Banks and other financial institutions are set to face a beefed up internal auditing regime under a new code for auditors unveiled today.
The overhauled code from the Chartered Institute of Internal Auditors (IIA) promises to widen the scope of the balance sheet scrutiny to avoid a repeat of questionable accounting practices and risky behaviour that contributed to the global financial crisis of 2008.
Last month's Parliamentary Commission report called for an improvement of financial firms' internal auditing systems. Northern Rock, the Royal Bank of Scotland and HBOS almost collapsed between 2007 and 2008 despite being given a clean bill of health by their internal auditors.
Under the new code, internal auditors will be empowered to assess the management of risk in any part of the firm. This will cover financial risks of capital and liquidity adequacy but also poor treatment of customers and corporate mergers such as RBS's disastrous acquisition of the Dutch bank ABN Amro in 2007. Auditors will be able to assess whether a firm has been behaving according to its own stated ethical values.
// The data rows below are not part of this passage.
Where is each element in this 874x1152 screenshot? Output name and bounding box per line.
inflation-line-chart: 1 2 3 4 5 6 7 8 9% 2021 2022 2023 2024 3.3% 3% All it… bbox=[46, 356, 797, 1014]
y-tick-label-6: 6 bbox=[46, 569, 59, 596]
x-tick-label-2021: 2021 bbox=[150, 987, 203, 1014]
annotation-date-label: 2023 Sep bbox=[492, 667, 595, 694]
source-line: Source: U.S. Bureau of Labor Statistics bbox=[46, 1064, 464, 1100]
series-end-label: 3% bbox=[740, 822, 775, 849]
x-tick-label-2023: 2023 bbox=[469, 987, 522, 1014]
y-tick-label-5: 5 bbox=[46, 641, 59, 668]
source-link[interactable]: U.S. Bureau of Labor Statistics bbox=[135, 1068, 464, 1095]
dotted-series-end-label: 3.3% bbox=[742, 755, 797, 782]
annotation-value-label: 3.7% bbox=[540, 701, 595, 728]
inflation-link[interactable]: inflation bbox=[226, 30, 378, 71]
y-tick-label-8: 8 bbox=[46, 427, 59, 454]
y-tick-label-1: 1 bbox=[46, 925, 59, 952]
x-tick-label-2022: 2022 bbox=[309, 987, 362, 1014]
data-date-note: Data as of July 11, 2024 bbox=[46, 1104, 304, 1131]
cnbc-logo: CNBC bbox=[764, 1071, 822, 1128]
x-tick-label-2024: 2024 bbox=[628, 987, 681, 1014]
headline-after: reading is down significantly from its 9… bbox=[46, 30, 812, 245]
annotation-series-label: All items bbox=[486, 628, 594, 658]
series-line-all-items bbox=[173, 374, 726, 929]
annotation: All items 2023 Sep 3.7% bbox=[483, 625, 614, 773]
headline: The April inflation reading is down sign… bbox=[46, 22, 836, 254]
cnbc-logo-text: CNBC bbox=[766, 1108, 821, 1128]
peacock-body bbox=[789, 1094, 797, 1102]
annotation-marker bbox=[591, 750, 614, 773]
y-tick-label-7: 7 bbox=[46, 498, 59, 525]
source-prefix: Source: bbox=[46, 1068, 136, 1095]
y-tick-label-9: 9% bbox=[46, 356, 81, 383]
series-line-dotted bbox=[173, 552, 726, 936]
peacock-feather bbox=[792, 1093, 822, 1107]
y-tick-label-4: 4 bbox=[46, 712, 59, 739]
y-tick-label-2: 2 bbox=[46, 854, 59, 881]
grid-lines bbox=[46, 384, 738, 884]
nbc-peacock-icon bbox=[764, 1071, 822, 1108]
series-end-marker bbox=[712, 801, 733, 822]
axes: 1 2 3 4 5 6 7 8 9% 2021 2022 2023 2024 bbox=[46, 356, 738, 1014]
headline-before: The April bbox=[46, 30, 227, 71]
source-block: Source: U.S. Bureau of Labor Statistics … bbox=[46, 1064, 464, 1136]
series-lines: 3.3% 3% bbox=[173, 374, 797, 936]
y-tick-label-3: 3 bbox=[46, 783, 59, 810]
And to enhance the independence of auditors, they will report primarily to the chair of the firm's audit committee, rather than the company's management.
The new IIA code has been welcomed by the Bank of England, which now has over-arching regulatory authority over the financial sector. "Throughout the financial crisis the role of internal auditors has received relatively little scrutiny," said Andrew Bailey, pictured, the head of the Bank's Prudential Regulatory Authority. "This guidance raises the bar."
However, Mr Bailey warned the new code would only be effective if firms' management and internal audit committees threw their weight behind the new regime.
The new code was drawn up by an independent committee established by the IIA. It was chaired by Roger Marshall, the head of the audit committee of the FTSE 100 insurer Old Mutual. The committee drew on input from the financial industry as well as regulators.
And Mr Marshall's committee said that, after listening to industry feedback, that it did not want internal auditors to "second guess" the decisions of company directors.